Let's face it; residential real estate isn't as attractive an investment opportunity as it was as recently as a decade ago. For the millennial generation, this means remaining cautious of overzealous advice from older counterparts who made significant gains years ago and believe the same holds true today.
This is especially true in two of Canada's biggest cities: Toronto and Vancouver. In Toronto, for example, the average cost of a condominium unit -- the dwelling of choice for many millennials -- is now $533,447, according to the Toronto Real Estate Board.
However, lofty prices aren't deterring millennials from investing in real estate.
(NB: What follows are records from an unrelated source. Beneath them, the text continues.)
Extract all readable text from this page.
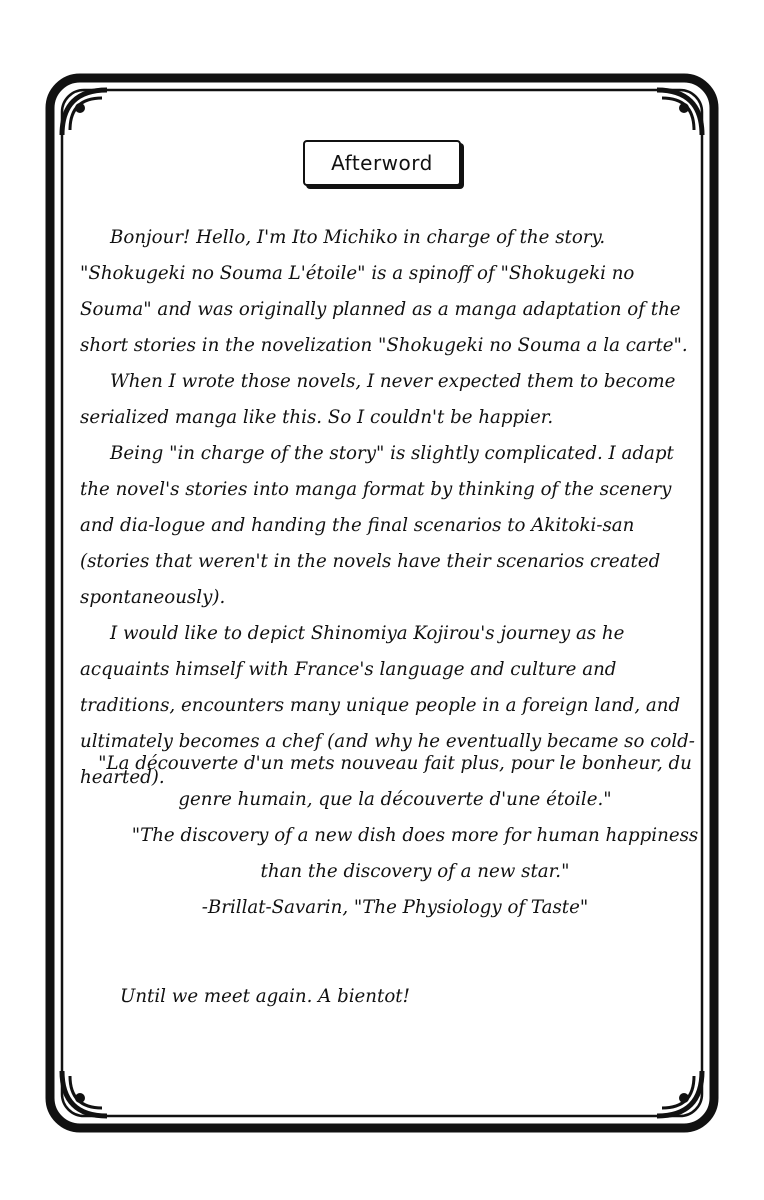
Afterword

Bonjour! Hello, I'm Ito Michiko in charge of the story. "Shokugeki no Souma L'étoile" is a spinoff of "Shokugeki no Souma" and was originally planned as a manga adaptation of the short stories in the novelization "Shokugeki no Souma a la carte".

When I wrote those novels, I never expected them to become serialized manga like this. So I couldn't be happier.

Being "in charge of the story" is slightly complicated. I adapt the novel's stories into manga format by thinking of the scenery and dia-logue and handing the final scenarios to Akitoki-san (stories that weren't in the novels have their scenarios created spontaneously).

I would like to depict Shinomiya Kojirou's journey as he acquaints himself with France's language and culture and traditions, encounters many unique people in a foreign land, and ultimately becomes a chef (and why he eventually became so cold-hearted).

"La découverte d'un mets nouveau fait plus, pour le bonheur, du genre humain, que la découverte d'une étoile."

"The discovery of a new dish does more for human happiness than the discovery of a new star."

-Brillat-Savarin, "The Physiology of Taste"

Until we meet again. A bientot!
According to a recent CIBC-sponsored survey, conducted by Angus Reid and released in May, twice as many Canadian millennial (aged 18-34) homeowners say they'd opt for a residence that is a source of rental income than their boomer counterparts (54% and 25% respectively).
Jamie Golombek, managing director, tax and estate planning with CIBC, says younger adult Canadians tend to be entrepreneurial and as such, they have an interest in real-estate investing -- and not simply covering their own housing needs.
"You have to look at the price you're paying, your affordability and ultimately what your projections are in terms of buying versus renting," Golombek says. "You really have to do your math, have a budget and determine whether or not buying or renting makes sense for you at this point in your life."
Buying a home is one thing, but investing in a rental property is a riskier proposition. Golombek recommends sitting down either by yourself or with a financial advisor to look at your projected rental income and whether you can afford to invest.
In the past, an investor might purchase a condo unit, rent it out, and pay off the mortgage over time. Factor in the gains from the sale and that condo will have amassed the owner a fair amount of wealth. Fast-forward to 2018 and the same might not -- and probably doesn't -- hold true.
Let's run the numbers, assuming the real-estate investor has 20% to put down on a $500,000 condo and the interest rate is 3.74%.
Mortgage | $400,000 | |
Monthly mortgage payment | $2,050 | |
Monthly property taxes | $300 | |
Maintenance fees | $300-$700 | |
Utilities | $200 |
In this scenario, total monthly disbursements could be up to $3,250. Compared to the $2,189 of average monthly rental income earned, according to the CIBC survey, the average condo investor could end up in the red each month.
This is a very simple illustration to demonstrate what an average month might look like, and the reality could vary with each individual circumstance. A condo price, for instance, could be well below $500,000 in an area outside of a major urban centre, giving an investor far more breathing room with monthly payments -- though the trade-off is likely to be lower rental income.
Rental income brings regular cash flow, and it's also important to keep in mind that the monthly mortgage payment isn't a completely sunk cost like your other disbursements. The amount is split between interest and equity repayment. Depending on your down payment, about half of your payment in the early days might go toward building equity. As you continue to pay down principal, this ratio will increase over time.
Cash flow is an important consideration in the rent-versus-buy decision, but it isn't the only factor. When viewing a condo as an investment property, you must incorporate the potential for property value increase in your analysis.
"When you look at the actual math, and really study the return on investment investors are potentially going to see with the total returns that are achieved through equity build and modest price appreciation, you can see why investors are still willing to put their money to work in the condo market," says Adil Dharssi, a sales representative with iPro Realty in Toronto.
According to the most recent report by Royal LePage, average national condo prices have increased 10.3% year over year, with Toronto and Vancouver showing increases of 11.9% and 19.8% respectively. When factoring this annualized growth into our $500,000 condo example illustrated above, the outlook is appealing. Over five years, for example, the condo will have appreciated to $805,255. There’s no guarantee prices will continue to appreciate at this pace, but even a modest increase in price could make property ownership a favourable choice.
Golombek points out the tax benefits of becoming a landlord in a new report he co-authored with CIBC colleague Debbie Pearl-Weinberg, executive director, tax and estate planning. These include tax breaks on areas like home renovations, real estate fees, deductibility of interest and property insurance.
Golombek adds, however, that it's important to be aware of and understand the risks. "I caution people that if expenses are always exceeding your income, you may have a problem ultimately in terms of always being able to write off losses if there's no reasonable expectation of making a profit over the long term."
He also notes that added caution must be given to the notion of renting out properties to friends or family members at lower than fair market value, since it limits your ability to claim expenses or write off a loss.
Like any other major money decision, deciding to invest in real estate is something that should be carefully thought through. Review your options, speak to a professional and make a decision that will work for you over the long term. Not everyone is cut out to be a landlord.